Uykunun huzurlu kollarına kendimi bırakamadığım, yatağımda uykuyu bekleyerek dönüp durduğum gecelerde düşlüyorum seni.
Kelimelerden köprüler kurabilmek, bazen de söylemeden bilebilmek istiyorum seni. Senin kelimelerinde; benim içimin en derininde sakladıklarımı bulmak istiyorum. Dünyaya senin gözlerinden baktığımda; hiç yabancılık çekmeyeceğimi bilmek istiyorum.
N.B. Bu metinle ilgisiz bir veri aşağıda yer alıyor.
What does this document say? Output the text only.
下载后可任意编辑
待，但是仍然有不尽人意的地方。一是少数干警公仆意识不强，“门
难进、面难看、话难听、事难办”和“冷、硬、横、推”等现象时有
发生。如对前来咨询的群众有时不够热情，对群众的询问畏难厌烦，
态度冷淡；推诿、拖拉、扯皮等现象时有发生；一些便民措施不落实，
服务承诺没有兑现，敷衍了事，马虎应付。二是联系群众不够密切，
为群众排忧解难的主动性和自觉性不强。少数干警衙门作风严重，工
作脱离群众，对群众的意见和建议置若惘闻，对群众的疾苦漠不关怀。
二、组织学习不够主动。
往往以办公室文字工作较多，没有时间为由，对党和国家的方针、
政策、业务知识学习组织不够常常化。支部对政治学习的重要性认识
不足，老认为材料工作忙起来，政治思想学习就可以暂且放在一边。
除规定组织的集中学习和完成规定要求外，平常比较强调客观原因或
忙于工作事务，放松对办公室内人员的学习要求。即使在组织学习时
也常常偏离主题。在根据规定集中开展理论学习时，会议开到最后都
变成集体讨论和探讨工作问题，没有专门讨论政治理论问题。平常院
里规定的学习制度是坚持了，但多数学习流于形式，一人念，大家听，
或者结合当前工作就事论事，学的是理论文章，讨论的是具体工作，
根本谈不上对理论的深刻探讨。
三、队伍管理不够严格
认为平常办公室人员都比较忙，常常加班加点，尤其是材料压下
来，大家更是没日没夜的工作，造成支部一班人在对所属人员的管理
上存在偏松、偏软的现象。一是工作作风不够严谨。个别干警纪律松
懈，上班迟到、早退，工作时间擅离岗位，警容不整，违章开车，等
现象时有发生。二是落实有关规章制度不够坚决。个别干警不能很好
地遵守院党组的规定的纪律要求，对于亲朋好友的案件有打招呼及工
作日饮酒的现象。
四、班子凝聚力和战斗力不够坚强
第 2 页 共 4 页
Yaşamlarımızın o incecik detaylarında bulduğumuz yakınlıkları, aynılıkları paylaşabilmek istiyorum.
"Kimse bilmez, anlamaz nasılsa hepsi bende saklı kalsın" diyerek biriktirdiğim bütün "az"larımı seninle çoğaltacağımı hissetmek istiyorum.
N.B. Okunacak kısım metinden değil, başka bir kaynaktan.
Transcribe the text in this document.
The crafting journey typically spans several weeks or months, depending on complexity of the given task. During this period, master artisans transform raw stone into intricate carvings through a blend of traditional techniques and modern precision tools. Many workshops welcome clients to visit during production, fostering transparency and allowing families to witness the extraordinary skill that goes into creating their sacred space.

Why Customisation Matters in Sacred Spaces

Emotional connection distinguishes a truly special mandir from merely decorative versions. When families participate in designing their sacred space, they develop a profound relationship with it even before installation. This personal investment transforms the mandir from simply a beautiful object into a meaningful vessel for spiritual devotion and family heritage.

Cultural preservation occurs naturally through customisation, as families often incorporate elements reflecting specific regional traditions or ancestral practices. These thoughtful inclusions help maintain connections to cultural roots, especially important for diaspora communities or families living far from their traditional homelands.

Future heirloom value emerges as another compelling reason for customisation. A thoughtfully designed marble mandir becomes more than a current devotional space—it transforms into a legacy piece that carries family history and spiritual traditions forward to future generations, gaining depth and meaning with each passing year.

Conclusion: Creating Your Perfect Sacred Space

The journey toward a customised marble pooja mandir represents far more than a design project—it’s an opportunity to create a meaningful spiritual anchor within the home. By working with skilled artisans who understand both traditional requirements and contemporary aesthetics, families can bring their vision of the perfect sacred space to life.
Benim yaşamım yaşanamayacak kadar karmaşık olmadı hiç. Karamsar ve iç sıkıcı dönemlerim oldu. Hatta kendime acıdığım uzun dönemlerim bile oldu.
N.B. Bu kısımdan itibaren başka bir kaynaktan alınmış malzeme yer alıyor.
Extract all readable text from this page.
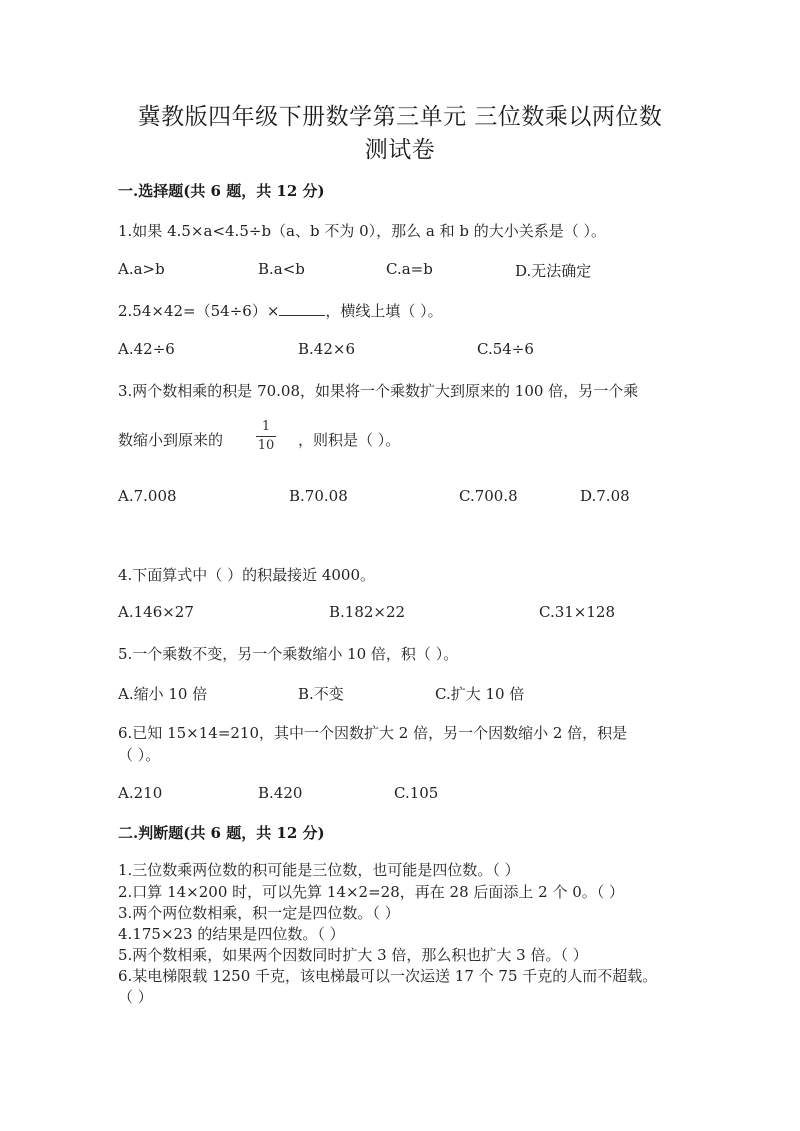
冀教版四年级下册数学第三单元 三位数乘以两位数
测试卷
一.选择题(共 6 题，共 12 分)
1.如果 4.5×a<4.5÷b（a、b 不为 0），那么 a 和 b 的大小关系是（ ）。
A.a>b	B.a<b	C.a=b	D.无法确定
2.54×42=（54÷6）×	，横线上填（ ）。
A.42÷6	B.42×6	C.54÷6
3.两个数相乘的积是 70.08，如果将一个乘数扩大到原来的 100 倍，另一个乘
数缩小到原来的
1
10 ，则积是（ ）。
A.7.008	B.70.08	C.700.8	D.7.08
4.下面算式中（ ）的积最接近 4000。
A.146×27	B.182×22	C.31×128
5.一个乘数不变，另一个乘数缩小 10 倍，积（ ）。
A.缩小 10 倍	B.不变	C.扩大 10 倍
6.已知 15×14=210，其中一个因数扩大 2 倍，另一个因数缩小 2 倍，积是
（ ）。
A.210	B.420	C.105
二.判断题(共 6 题，共 12 分)
1.三位数乘两位数的积可能是三位数，也可能是四位数。（ ）
2.口算 14×200 时，可以先算 14×2=28，再在 28 后面添上 2 个 0。（ ）
3.两个两位数相乘，积一定是四位数。（ ）
4.175×23 的结果是四位数。（ ）
5.两个数相乘，如果两个因数同时扩大 3 倍，那么积也扩大 3 倍。（ ）
6.某电梯限载 1250 千克，该电梯最可以一次运送 17 个 75 千克的人而不超载。
（ ）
Karamsar ya da iyimser olmanın sadece bir tercih etme hali olduğunu öğrendim zaman içinde. Somurttuğum da hep zifiri karanlıklar sarmaladı beni. Gülümsediğim zaman hep karşımda parlayan bir umut ışığı gördüm. Sırf bu yüzden sana dair, sadece senin olan gülücükler biriktiriyorum kocaman.
Cevaba ihtiyacı olmayan sorular sormak istiyorum. Soru işaretsiz cümleler düşlüyorum seninleyken.
Bazen kitap gibi kurallı kaideli, olmalı ilişkimiz. Sonra çoklukla bozmalıyız o kuralları.
Çünkü yaşarken kitap gibi olunamıyor bilirsin. Yaşarken her kelime kendi anlamını beraberinde getiriyor.
Ancak yaşarken kelimesiz kalmaktan korkuyorum sevgili...
Kelimesizliğin soğuğunda üşümekten çok korkuyorum. Çok kelimem var sana koşmaya can atan. Hiçbirinin sonunda soru işareti, nokta, virgül, ünlem olmasın istiyorum.
Söyle sevgili; sence ben imkansız olanı mı istiyorum?